Le loup désespère de n’attraper aucun mouton. Il discute de ses plans d’attaque avec l’ogre, mais ce dernier, repu et très occupé avec ses jeux de société, est assez peu compatissant. « Tu ne veux pas leur demander de voter pour leur prédateur officiel, pendant que tu y es ? » (p. 16) Les journées sont très longues quand on a le ventre vide. Tout en évitant le berger qui veille avec sa carabine, le pauvre loup doit en plus subir les moqueries de Nicéphore, mâle alpha qui chasse dans le même troupeau. Bref, notre pauvre prédateur est la risée de la meute, voire de la vallée : grand méchant loup, vous avez dit ? Naaaa !
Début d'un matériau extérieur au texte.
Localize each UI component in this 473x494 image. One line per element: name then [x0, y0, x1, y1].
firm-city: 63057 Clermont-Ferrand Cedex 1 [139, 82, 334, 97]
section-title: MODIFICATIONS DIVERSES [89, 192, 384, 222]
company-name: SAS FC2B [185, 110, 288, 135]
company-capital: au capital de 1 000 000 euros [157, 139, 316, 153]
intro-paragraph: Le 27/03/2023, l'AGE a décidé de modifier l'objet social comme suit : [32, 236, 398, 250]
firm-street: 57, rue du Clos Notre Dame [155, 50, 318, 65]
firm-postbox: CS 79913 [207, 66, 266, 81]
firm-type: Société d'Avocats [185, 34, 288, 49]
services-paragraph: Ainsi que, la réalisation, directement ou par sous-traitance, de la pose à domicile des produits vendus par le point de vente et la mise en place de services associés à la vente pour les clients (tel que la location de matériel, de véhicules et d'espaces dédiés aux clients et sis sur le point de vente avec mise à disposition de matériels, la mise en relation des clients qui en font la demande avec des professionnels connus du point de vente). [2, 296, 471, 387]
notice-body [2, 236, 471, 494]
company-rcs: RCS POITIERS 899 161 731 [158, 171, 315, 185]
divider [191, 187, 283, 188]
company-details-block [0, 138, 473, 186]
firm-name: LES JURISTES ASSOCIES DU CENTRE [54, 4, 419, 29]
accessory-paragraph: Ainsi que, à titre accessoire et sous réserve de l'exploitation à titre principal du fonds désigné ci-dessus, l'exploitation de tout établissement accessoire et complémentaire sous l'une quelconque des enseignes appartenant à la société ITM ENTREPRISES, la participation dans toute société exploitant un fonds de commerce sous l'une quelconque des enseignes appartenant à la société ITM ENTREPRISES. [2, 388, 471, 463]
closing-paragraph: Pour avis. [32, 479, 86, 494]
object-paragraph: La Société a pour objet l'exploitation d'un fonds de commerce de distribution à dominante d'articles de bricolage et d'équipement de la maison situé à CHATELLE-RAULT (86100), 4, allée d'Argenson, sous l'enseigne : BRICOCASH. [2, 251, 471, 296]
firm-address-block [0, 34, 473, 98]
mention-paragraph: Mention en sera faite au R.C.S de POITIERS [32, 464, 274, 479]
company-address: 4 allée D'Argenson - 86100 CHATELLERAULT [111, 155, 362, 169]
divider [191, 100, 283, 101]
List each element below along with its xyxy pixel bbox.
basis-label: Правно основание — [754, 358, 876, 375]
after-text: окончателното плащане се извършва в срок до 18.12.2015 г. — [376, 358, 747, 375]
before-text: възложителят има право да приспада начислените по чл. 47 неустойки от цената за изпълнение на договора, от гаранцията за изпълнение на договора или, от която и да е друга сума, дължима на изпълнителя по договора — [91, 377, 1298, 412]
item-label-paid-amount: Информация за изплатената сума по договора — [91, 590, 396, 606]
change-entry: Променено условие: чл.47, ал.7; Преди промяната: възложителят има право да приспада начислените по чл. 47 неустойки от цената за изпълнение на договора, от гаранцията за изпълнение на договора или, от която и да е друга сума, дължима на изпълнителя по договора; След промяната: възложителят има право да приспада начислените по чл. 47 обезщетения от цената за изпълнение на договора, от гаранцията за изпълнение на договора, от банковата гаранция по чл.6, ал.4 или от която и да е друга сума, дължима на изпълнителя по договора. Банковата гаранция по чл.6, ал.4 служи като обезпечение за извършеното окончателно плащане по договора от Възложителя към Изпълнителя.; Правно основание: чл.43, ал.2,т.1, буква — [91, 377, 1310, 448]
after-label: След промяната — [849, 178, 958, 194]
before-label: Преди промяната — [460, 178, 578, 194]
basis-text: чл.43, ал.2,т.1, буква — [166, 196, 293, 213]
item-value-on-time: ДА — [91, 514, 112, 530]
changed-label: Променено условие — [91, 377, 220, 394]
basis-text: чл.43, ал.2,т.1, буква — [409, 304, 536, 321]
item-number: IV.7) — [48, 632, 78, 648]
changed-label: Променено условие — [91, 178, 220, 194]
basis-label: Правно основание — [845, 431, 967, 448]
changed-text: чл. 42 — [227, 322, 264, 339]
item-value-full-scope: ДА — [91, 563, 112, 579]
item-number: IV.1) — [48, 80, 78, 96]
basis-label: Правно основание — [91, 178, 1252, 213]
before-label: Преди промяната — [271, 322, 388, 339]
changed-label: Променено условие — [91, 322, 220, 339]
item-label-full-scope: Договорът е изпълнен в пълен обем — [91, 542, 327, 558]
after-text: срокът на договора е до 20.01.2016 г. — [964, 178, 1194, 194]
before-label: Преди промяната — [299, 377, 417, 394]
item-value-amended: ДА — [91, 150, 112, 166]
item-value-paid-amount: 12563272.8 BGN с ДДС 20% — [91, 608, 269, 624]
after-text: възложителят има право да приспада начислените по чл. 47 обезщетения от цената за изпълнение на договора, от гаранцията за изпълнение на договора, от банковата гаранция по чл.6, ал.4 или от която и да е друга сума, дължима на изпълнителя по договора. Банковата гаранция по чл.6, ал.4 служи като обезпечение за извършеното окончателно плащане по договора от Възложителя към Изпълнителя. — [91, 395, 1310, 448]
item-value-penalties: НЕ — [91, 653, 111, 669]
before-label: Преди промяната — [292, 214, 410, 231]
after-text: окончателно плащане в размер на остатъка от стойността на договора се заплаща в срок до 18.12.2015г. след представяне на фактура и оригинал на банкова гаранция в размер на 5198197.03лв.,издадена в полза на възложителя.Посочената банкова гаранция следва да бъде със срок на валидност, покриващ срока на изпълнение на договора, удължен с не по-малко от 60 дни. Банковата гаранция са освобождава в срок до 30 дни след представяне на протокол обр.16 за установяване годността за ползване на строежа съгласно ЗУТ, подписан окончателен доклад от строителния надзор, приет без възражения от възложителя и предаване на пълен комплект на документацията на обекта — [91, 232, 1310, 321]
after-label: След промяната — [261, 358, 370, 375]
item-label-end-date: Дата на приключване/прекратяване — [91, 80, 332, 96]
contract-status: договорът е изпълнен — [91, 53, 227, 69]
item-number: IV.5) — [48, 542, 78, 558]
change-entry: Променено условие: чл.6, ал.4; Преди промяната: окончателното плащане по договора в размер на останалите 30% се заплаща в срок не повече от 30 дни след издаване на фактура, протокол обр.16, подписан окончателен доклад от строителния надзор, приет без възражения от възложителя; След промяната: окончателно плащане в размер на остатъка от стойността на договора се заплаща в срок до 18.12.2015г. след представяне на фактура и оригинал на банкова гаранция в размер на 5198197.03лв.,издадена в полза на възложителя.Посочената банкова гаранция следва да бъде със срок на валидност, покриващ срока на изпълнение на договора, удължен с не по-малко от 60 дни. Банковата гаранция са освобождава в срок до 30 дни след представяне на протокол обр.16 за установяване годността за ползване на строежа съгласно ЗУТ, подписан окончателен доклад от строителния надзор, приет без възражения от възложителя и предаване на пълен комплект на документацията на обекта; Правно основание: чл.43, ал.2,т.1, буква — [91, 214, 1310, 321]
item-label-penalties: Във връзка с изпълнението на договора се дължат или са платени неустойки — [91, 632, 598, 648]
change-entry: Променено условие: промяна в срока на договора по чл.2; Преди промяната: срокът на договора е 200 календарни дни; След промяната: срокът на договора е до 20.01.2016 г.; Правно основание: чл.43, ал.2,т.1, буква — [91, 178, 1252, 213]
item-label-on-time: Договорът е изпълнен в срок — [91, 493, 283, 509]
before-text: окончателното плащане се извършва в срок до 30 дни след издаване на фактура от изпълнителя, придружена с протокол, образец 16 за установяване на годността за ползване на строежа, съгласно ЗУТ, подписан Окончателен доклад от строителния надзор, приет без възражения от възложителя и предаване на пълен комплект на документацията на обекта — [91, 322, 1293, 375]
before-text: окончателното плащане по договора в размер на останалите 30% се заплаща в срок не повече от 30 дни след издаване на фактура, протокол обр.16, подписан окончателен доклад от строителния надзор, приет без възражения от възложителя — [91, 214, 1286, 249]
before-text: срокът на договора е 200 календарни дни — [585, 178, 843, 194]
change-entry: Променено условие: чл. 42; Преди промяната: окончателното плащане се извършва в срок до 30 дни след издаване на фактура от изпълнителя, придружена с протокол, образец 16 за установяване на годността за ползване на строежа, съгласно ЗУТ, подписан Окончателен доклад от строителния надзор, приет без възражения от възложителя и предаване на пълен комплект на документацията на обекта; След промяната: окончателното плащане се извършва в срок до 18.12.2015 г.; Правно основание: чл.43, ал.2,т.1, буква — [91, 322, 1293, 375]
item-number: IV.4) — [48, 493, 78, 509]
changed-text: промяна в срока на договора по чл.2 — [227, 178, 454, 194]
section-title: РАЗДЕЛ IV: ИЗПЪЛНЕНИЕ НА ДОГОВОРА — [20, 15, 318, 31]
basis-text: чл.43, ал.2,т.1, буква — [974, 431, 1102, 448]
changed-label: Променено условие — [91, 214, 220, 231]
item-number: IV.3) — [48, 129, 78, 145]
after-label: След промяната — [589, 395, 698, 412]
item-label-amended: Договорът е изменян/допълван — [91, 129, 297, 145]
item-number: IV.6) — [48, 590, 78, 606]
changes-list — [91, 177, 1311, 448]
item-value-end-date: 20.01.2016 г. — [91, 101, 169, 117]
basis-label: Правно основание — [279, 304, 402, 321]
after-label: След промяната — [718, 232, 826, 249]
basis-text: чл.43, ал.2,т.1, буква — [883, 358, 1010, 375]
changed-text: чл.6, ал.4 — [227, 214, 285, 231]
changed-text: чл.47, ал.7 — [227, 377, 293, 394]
Thorn reprend les contes de fées et y injecte un humour absurde, loufoque et gentiment couillon : c’est 100 % ma came et j’en redemande. « Dis, qu’est-ce que c’est, les jouets que tu sors tout le temps ? / Oh, je les trouve dans le menu ‘enfant’… » (p. 40) Il y a des airs de Tex Avery et des machineries façon ACME dans cette courte bande dessinée. Le tome 2 est paru et le tome 3 est à venir : une commande s’impose chez mon libraire.